It’s important to understand all dependencies when planning a project.
While dependencies can be within a project (schedule dependencies), we are going to explore the practice of managing those dependencies that impact the project but are external to the project work “Inter-Project Dependencies”.
It’s essential to have a good handle on these activities as there is often little opportunity to control and influence them.
Let’s Look at an Example
To illustrate this, let’s look at an example. You have a project that started on 1/14 called the “Fargo Road Move Project” that is to move a bottling plant into a new building. When the building was purchased, there were some necessary updates for all of the departments that will be housed in the building. There is a separate initiative “Fargo Road Construction Project” to update the building, including laying new flooring in the bottling suite. The flooring is scheduled to be completed by 3/15. You cannot move the equipment until the flooring is complete. You have scheduled the equipment move for 3/26. Your schedule is dependent on the contractors completing the floor work prior to 3/26.
In the situation where you have required work beyond your project, you must take steps to assure you minimize the impact this may have.
Monitor and Communicate
As project managers, we are used to the ‘Monitor and Control’ aspect of our job. However, there is often little control when you are dependent on efforts by another project, therefore we ‘Monitor and Communicate’ inter-project dependencies.
Constantly monitor that the work you depend on to assure it is going as planned and understand the confidence factor of completing that work on time.
Communicate to your project leadership so they are always aware of this risk and the impact. If they heard about it regularly, they will not be surprised if they learn there is a possible slip in work and they have the potential to influence completion of that work. Often our project leadership may have control over work beyond our project.
Tools and Documentation
Inter-project dependencies should be established as soon as they are understood to exist. Below is a table that displays various project management tools and documentation that are recommended for this work.
|Scope||• Clearly state the dependency in the scope||• This assures that the project leadership is aware of the dependency and that they agree to it when they approve the scope.|
|Staffing Plan||• Add the manager of the project/work for which the dependency exists to the role of ‘providing updates to the project team on the status of [detail] work’||• This is an opportunity for that manager to be aware of dependency and the expectation that they are accountable to communicate status.|
|Task||• Add an on-going task to monitor/check in with that manager.
• Add a task to the project scheduled for ‘completion of’ the dependency. This is the milestone. As able, allow some lag time in anticipation that this work may be delayed.
• Link your related tasks so that any slippage of this work can be easily identified and addressed.
|• This will assure that you are monitoring the work and tracking any impact to your project.|
|Milestone||• Add this inter-project dependency as a milestone.||• The dependency must be completed before certain project work can proceed, therefore it is important that everyone is aware of that date and it will be reviewed often.|
|Risk||• Add a risk to the risk register. Included impact if the dependency date is missed and a contingency plan.

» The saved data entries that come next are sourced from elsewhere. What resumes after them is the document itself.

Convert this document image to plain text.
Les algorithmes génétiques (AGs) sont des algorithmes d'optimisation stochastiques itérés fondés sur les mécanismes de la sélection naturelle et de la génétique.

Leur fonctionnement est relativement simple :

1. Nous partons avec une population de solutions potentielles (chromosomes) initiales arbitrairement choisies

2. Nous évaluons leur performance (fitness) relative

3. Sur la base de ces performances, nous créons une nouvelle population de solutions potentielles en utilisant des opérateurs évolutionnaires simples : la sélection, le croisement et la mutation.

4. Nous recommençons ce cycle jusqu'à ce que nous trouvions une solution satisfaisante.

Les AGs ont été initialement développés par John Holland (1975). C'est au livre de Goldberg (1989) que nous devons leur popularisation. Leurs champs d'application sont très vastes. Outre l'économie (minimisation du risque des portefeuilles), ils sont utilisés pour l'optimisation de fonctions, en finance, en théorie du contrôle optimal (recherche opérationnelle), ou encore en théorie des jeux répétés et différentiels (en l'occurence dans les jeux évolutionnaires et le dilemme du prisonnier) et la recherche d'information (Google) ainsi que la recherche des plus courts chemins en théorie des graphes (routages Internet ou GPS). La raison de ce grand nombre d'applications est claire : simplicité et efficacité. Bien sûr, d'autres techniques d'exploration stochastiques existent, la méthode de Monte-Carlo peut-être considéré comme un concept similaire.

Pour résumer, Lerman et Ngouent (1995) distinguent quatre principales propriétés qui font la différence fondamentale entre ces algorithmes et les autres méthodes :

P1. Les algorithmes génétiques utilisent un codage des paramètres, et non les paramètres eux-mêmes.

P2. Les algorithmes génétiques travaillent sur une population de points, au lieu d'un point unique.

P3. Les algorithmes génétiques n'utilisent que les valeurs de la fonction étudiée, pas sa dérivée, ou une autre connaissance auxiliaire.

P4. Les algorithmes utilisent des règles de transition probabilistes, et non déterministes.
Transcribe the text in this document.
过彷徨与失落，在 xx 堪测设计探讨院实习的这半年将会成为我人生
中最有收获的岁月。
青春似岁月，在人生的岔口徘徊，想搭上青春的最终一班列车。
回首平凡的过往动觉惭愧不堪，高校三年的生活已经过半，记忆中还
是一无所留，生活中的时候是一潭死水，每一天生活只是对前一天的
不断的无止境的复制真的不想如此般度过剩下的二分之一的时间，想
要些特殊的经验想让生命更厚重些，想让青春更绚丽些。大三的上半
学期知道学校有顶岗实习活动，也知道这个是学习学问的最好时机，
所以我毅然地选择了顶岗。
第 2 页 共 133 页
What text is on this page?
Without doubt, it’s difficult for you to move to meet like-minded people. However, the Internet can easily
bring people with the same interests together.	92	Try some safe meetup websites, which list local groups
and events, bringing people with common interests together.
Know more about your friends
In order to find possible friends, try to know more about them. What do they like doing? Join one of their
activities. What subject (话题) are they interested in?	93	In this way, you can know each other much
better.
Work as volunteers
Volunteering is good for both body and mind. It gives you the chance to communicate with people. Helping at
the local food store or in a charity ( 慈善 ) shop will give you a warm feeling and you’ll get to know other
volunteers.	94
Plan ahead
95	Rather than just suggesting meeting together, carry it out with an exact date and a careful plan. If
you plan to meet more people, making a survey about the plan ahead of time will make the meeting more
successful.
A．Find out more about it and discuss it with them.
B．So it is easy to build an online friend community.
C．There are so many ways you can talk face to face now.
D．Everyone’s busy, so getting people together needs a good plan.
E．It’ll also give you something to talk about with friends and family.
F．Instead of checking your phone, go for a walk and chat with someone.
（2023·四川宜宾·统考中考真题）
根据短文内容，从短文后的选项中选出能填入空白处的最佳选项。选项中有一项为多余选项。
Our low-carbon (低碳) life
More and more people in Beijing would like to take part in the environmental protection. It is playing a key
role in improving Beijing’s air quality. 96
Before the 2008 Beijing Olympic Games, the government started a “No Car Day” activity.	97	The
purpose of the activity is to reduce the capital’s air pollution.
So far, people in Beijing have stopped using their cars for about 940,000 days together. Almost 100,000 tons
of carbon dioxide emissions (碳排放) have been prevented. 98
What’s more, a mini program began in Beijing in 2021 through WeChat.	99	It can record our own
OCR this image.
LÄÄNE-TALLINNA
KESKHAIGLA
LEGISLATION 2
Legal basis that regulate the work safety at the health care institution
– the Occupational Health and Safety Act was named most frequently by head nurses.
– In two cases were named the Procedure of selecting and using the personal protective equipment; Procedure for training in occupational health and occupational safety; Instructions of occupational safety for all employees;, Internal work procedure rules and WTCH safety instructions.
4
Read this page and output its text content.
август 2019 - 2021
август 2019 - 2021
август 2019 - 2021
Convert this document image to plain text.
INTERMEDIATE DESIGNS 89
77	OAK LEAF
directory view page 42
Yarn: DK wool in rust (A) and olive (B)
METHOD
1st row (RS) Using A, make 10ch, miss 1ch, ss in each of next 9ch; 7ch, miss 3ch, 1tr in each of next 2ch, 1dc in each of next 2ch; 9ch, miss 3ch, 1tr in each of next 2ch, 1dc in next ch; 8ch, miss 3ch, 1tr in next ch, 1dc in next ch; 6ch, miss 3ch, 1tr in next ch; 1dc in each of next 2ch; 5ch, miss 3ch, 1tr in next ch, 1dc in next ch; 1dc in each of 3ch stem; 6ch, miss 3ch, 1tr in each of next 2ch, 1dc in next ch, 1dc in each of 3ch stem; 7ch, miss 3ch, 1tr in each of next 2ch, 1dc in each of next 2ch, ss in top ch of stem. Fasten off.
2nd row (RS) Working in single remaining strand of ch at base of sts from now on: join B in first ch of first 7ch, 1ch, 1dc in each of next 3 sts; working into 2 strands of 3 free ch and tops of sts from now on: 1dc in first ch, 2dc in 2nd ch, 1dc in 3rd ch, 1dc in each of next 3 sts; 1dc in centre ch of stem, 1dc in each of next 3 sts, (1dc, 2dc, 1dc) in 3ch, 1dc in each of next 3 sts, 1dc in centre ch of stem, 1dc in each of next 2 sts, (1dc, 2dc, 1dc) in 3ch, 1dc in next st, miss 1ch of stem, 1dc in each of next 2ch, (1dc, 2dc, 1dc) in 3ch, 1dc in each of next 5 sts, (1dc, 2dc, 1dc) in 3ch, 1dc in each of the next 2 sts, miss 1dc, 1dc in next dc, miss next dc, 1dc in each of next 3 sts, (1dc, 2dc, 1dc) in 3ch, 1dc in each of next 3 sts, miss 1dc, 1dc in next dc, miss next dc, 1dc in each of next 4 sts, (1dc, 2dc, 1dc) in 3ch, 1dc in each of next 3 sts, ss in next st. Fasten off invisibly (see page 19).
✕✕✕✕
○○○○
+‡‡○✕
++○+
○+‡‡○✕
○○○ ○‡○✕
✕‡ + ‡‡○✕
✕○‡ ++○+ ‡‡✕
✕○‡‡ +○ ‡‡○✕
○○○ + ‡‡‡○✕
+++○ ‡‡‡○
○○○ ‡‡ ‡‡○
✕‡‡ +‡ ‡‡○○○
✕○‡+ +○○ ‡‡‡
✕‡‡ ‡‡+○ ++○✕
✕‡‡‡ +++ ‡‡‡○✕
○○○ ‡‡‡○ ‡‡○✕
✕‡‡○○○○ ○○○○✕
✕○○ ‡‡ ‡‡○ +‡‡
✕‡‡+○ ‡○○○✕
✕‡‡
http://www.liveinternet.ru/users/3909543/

• Identify a senior leader, preferable from your project leadership team, to be the owner of this risk.
|• This is an opportunity to highlight the importance of the dependency and providing a warning to project leadership of the impact should the date be missed.
• It also provides a chance to plan what the team will do should the date be missed.
|Status Report||• A solid project status report will include milestones and high impact risks. Determine what information is needed related to the dependency for a given status report.||• Status updates allow the project team and leadership to continue to be aware of the dependency. It provides an escalation point for the owner of the risk to influence the work should there be signs that the date will slip.|
If possible, the inter-dependent project should include the work and due date as a deliverable in their scope so there is a higher accountability to meet that date and that project leadership is aware of the impact to other projects.
If there are multiple projects that have dependencies, a regular meeting of the project managers should be occurring to discuss status and impact. This team could include other individuals who may help influence completion of critical work.
There are situations where projects that are tightly inter-related can share a leadership committee. This allows for oversite at the project leadership level. If this is possible, then there should be a status report of milestones for all of the projects so that the relationship between the projects is clear.
Pay attention to all inter-project dependencies and be prepared to make adjustments should the other work slip. Keep all of your team members and leadership aware of the status of the other work, particularly if you are not confident in the due date.
It is also important to consider the magnitude of the impact should a date slip. Do not over-burden your leadership team with concern if there is enough slack to accept a date slip or there is an acceptable work-around. This is the value in tracking the dependency as a risk and analyzing it early in the project.